Em certa idade, contou aos pais – com certa esperança –, pois a angustiante dor que tomava conta de sua alma não pudera mais ser reprimida. Era sua hora, tinha de ser. Mas não podia. De repente, a esperança transformara-se numa pilha de nãos desapontados, olhares repressores e abandonos inexplicáveis. Saiu de casa, deixou os estudos. Sequer terminara o Ensino Médio. Queria ser, mas tinha de ser sozinha. Era assim desde sempre.
Quando conhecera o mundo, na essência da palavra, passou a ver como não lhe era dada a possibilidade de exercer sua persona. Era diferente. Mais diferente que outras pessoas, até mesmo as mais diferentes. Era visto como o resto. Era visto como um peso para as pessoas, como um grande erro. Desde então, nunca mais vira os pais, nunca mais estudara, nunca mais fora, pois quando era, tornava-se motivo de risadas e até mesmo escárnio. Era assim desde sempre.
Porém, um momento de grande euforia, encheu o peito de coragem e decidiu se transformar, mostrar quem era sem medo, com o apoio de poucos amigos verdadeiros que fizera ali e que a acolheram. Transitou de um eu retorcido para um eu verdadeiro, ainda um pouco retorcido, pois a carga psicológica daquela mudança não era tão simples quanto parecia.

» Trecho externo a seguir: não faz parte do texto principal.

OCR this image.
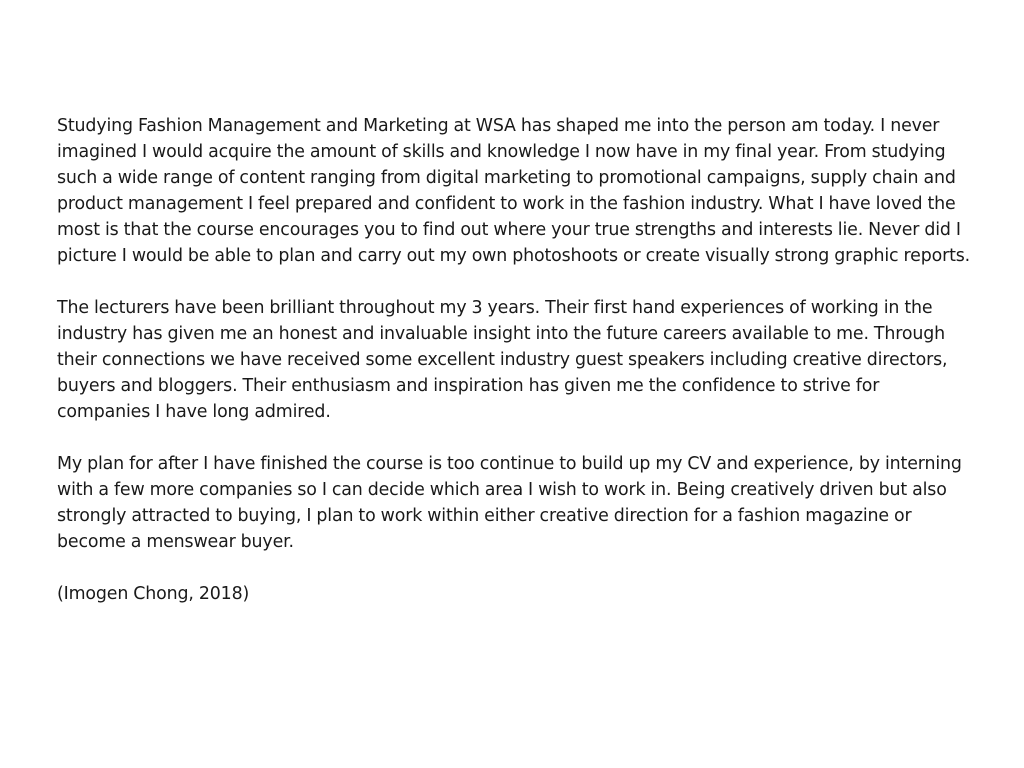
Studying Fashion Management and Marketing at WSA has shaped me into the person am today. I never imagined I would acquire the amount of skills and knowledge I now have in my final year. From studying such a wide range of content ranging from digital marketing to promotional campaigns, supply chain and product management I feel prepared and confident to work in the fashion industry. What I have loved the most is that the course encourages you to find out where your true strengths and interests lie. Never did I picture I would be able to plan and carry out my own photoshoots or create visually strong graphic reports.

The lecturers have been brilliant throughout my 3 years. Their first hand experiences of working in the industry has given me an honest and invaluable insight into the future careers available to me. Through their connections we have received some excellent industry guest speakers including creative directors, buyers and bloggers. Their enthusiasm and inspiration has given me the confidence to strive for companies I have long admired.

My plan for after I have finished the course is too continue to build up my CV and experience, by interning with a few more companies so I can decide which area I wish to work in. Being creatively driven but also strongly attracted to buying, I plan to work within either creative direction for a fashion magazine or become a menswear buyer.

(Imogen Chong, 2018)
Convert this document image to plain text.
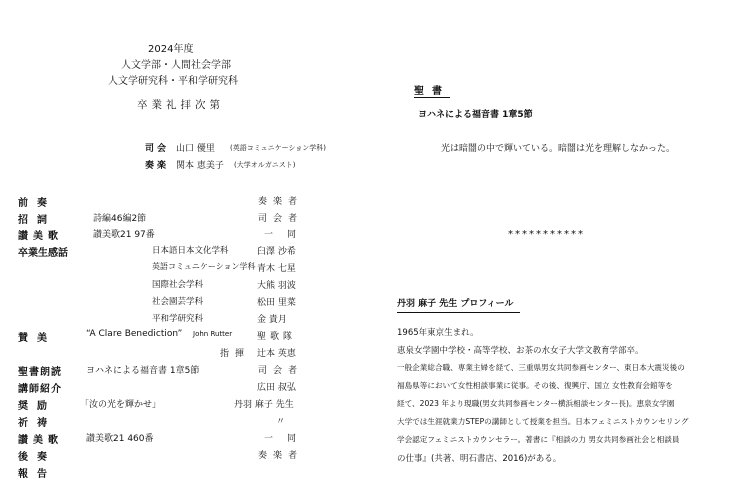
2024年度
人文学部・人間社会学部
人文学研究科・平和学研究科
卒業礼拝次第
司会 山口 優里 (英語コミュニケーション学科)
奏楽 関本 恵美子 (大学オルガニスト)
前奏	奏楽者
招詞	詩編46編2節	司会者
讃美歌	讃美歌21 97番	一同
卒業生感話	日本語日本文化学科	臼澤 沙希
英語コミュニケーション学科 青木 七星
国際社会学科	大熊 羽波
社会園芸学科	松田 里菜
平和学研究科	金 貴月
賛美	“A Clare Benediction” John Rutter	聖歌隊
指揮 辻本 英恵
聖書朗読	ヨハネによる福音書 1章5節	司会者
講師紹介	広田 叔弘
奨励	「汝の光を輝かせ」	丹羽 麻子 先生
祈祷	〃
讃美歌	讃美歌21 460番	一同
後奏	奏楽者
報告
聖書
ヨハネによる福音書 1章5節
光は暗闇の中で輝いている。暗闇は光を理解しなかった。
***********
丹羽 麻子 先生 プロフィール
1965年東京生まれ。
恵泉女学園中学校・高等学校、お茶の水女子大学文教育学部卒。
一般企業総合職、専業主婦を経て、三重県男女共同参画センター、東日本大震災後の
福島県等において女性相談事業に従事。その後、復興庁、国立 女性教育会館等を
経て、2023 年より現職(男女共同参画センター横浜相談センター長)。恵泉女学園
大学では生涯就業力STEPの講師として授業を担当。日本フェミニストカウンセリング
学会認定フェミニストカウンセラー。著書に『相談の力 男女共同参画社会と相談員
の仕事』(共著、明石書店、2016)がある。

Agora era, mas ainda faltava. Faltava uma vida de verdade: não queria passar os dias preso naquele apartamento pequeno – que dividia com duas amigas – como se fosse um pássaro engaiolado. Por esse motivo, saía todos os dias em busca de um emprego, de oportunidades. Mas os pressupostos morais que carregavam os homens eram cruéis: o preconceito e a violência a tiravam de órbita e a colocavam num patamar de nada. Era assim desde sempre. O mundo reservara um pequeno espaço de conotação sexual para pessoas como ela. O mundo parecia pequeno demais para ela, alguém que precisava de tanto espaço. Foi assim desde sempre.
Infelizmente, amigos, essa é a dura vida de quem tem de enfrentar o mundo, incluindo si mesmo, desde cedo. A dura vida de quem precisa “não ser” para ser. A dura vida de quem vive sozinha. Essa é a vida de Camila Godói, Verônica Bolina, Laura Vermont, todas violentadas e abusadas. Essa é a vida das mulheres transexuais no Brasil. Uma realidade que mata e que precisa ser mudada urgentemente.